Ensemble of Simplified Graph Wavelet Neural Networks for Planetary Gearbox Fault Diagnosis

• Published in: IEEE transactions on instrumentation and measurement Vol. 72; p. 1
• Main Authors: Jiao, Chenyang, Zhang, Dingcheng, Fang, Xia, Miao, Qiang
• Format: Journal Article
• Language: English
• Published: New York IEEE 01.01.2023; The Institute of Electrical and Electronics Engineers, Inc. (IEEE)

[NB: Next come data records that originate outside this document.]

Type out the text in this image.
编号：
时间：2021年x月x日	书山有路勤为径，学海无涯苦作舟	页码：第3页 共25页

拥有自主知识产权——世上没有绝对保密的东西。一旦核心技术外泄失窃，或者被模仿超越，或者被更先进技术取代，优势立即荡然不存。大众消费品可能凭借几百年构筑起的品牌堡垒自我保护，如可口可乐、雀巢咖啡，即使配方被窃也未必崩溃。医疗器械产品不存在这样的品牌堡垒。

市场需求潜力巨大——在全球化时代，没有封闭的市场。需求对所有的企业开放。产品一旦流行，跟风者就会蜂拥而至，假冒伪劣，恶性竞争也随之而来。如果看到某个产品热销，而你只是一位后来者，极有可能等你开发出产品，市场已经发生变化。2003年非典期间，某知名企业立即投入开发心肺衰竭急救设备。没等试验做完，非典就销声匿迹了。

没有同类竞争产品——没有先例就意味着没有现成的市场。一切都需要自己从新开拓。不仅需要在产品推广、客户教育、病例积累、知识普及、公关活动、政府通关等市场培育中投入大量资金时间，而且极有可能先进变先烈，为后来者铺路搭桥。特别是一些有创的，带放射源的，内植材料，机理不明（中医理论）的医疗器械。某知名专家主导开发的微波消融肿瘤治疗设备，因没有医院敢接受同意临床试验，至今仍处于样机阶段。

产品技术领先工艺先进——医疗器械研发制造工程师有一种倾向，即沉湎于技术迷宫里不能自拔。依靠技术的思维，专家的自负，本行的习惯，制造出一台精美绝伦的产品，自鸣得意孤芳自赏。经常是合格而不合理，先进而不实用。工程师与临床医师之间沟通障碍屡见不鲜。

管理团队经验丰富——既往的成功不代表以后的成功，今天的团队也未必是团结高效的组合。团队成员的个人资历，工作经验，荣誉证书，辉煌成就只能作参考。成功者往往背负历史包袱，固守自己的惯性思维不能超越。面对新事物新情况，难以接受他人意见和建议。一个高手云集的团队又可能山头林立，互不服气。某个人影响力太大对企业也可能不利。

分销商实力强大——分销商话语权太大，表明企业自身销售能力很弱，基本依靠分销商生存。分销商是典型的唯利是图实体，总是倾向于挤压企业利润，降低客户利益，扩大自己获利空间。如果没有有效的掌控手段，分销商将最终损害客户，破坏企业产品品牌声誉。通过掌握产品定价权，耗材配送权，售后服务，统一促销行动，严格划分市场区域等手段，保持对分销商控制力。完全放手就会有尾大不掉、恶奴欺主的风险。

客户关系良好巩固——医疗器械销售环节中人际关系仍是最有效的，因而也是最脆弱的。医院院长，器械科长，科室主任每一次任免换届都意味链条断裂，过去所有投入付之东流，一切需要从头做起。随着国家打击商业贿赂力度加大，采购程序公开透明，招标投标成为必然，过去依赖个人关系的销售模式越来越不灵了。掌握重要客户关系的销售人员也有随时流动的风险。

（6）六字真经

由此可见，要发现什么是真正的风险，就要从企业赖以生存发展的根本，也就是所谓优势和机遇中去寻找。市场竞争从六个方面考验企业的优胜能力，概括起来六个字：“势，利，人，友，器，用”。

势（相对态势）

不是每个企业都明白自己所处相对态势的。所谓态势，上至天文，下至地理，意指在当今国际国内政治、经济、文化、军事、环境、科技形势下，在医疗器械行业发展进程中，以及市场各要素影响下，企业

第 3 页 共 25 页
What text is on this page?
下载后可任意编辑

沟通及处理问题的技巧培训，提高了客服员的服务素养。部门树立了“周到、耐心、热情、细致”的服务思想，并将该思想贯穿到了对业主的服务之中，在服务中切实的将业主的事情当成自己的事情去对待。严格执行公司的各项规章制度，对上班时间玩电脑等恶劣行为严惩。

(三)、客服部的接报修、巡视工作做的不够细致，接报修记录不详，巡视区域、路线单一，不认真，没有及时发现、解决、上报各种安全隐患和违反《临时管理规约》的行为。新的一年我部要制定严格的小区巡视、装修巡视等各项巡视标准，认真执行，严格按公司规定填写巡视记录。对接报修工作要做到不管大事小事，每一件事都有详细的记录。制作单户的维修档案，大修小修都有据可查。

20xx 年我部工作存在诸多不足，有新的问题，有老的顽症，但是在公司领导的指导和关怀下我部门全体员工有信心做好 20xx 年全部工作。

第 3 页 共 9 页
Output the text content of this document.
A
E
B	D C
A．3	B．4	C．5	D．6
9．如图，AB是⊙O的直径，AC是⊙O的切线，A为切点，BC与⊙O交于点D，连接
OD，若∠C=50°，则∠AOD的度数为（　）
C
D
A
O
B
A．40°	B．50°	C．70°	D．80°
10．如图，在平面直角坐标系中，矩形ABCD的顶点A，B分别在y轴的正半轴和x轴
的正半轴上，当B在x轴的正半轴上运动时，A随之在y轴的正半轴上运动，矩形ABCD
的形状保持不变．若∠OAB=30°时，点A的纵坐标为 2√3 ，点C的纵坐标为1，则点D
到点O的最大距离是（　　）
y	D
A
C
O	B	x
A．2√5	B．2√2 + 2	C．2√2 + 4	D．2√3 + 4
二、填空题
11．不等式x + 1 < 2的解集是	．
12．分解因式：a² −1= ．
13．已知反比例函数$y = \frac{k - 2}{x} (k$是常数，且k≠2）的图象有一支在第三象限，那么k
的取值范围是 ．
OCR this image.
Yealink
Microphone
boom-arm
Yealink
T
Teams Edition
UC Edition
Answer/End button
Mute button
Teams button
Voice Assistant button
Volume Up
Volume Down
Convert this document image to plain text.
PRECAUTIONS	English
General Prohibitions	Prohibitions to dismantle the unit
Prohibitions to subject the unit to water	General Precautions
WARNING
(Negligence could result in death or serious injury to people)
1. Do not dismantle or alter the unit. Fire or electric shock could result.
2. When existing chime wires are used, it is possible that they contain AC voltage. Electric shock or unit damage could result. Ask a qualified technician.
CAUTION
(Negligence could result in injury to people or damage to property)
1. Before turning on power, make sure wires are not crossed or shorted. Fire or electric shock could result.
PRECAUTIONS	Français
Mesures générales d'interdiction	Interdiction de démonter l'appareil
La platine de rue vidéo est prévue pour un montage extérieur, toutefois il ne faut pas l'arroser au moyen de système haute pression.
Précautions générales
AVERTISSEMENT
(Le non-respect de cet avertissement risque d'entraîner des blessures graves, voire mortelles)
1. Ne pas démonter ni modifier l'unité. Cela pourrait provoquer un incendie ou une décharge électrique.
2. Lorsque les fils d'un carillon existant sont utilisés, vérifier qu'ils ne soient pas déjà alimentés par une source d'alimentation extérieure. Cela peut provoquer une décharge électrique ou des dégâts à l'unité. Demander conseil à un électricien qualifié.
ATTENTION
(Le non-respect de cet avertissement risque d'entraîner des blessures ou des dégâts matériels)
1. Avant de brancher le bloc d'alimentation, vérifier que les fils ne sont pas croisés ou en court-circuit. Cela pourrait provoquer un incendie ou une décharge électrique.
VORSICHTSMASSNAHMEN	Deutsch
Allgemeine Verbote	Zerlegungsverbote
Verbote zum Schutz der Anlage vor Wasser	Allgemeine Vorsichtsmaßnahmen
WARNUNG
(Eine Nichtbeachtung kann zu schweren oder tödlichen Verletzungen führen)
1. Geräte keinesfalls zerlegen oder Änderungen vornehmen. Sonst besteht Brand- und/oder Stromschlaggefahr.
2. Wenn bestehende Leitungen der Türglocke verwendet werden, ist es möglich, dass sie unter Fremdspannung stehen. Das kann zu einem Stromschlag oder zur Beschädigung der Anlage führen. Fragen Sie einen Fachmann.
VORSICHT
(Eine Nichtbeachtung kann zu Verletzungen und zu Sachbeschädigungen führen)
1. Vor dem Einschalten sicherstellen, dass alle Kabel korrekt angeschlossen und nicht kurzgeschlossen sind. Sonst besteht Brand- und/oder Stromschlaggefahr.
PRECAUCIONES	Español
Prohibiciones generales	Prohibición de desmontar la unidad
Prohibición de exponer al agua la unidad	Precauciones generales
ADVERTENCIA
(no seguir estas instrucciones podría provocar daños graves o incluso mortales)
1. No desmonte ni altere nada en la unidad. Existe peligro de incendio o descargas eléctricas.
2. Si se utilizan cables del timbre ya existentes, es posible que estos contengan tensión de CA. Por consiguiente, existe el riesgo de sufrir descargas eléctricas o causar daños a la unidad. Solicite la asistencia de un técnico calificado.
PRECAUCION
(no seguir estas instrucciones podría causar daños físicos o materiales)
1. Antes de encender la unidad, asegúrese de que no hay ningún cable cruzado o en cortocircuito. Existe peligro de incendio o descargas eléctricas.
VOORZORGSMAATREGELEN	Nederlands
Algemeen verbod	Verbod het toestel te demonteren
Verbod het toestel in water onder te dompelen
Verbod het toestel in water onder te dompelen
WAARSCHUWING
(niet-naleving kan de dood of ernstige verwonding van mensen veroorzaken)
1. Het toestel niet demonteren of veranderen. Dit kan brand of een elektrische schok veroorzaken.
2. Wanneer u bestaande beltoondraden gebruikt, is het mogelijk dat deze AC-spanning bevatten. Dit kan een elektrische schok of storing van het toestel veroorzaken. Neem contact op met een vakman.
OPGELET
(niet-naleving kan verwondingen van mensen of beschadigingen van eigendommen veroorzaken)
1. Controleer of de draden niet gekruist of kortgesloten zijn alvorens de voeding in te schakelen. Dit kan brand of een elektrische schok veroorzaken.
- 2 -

• Subjects: Algorithms; Artificial neural networks; Chebyshev approximation; Convolution; Effectiveness; Ensemble learning; Fault detection; Fault diagnosis; Feature extraction; Gearboxes; Graph neural networks; graph wavelet neural network; Kernel; Laplace equations; Machine learning; Neural networks; planetary gearbox; small samples; Transforms; Vibration; Wavelet transforms; Wind turbines
• ISSN: 0018-9456; 1557-9662
• DOI: 10.1109/TIM.2023.3310092

As an important component of the transmission system, planetary gearboxes are widely used in equipment such as aircraft, wind turbines etc. The changing operating condition results in gear failure easily. The fault diagnosis method using vibration signals can be used to detect gear faults and then avoid accidents. However, there are small faulty samples in the real industrial scenarios, which limits the effectiveness of faults diagnosis methods based on traditional deep learning algorithms. In this paper, an ensemble of novel simplified graph wavelet neural network is proposed for fault diagnosis of planetary gearboxes. In the proposed method, the design of graph wavelet neural networks is simplified to make it more concise and appropriate for fault diagnosis. Different wavelet bases are used to build simplified graph neural networks for extracting diverse features of one sample. Also, a learnable weighting ensemble strategy is proposed to fuse the extracted features. In order to verify the effectiveness of the proposed method, vibration signals of different types of prefabricated faulty gears were acquired in the laboratory and the proposed method was applied for fault diagnosis. The experimental results show that the proposed method has a higher accuracy and a robust comparing with traditional convolutional neural networks and some other graph neural networks such as ChebyNet, GCN and GWNN.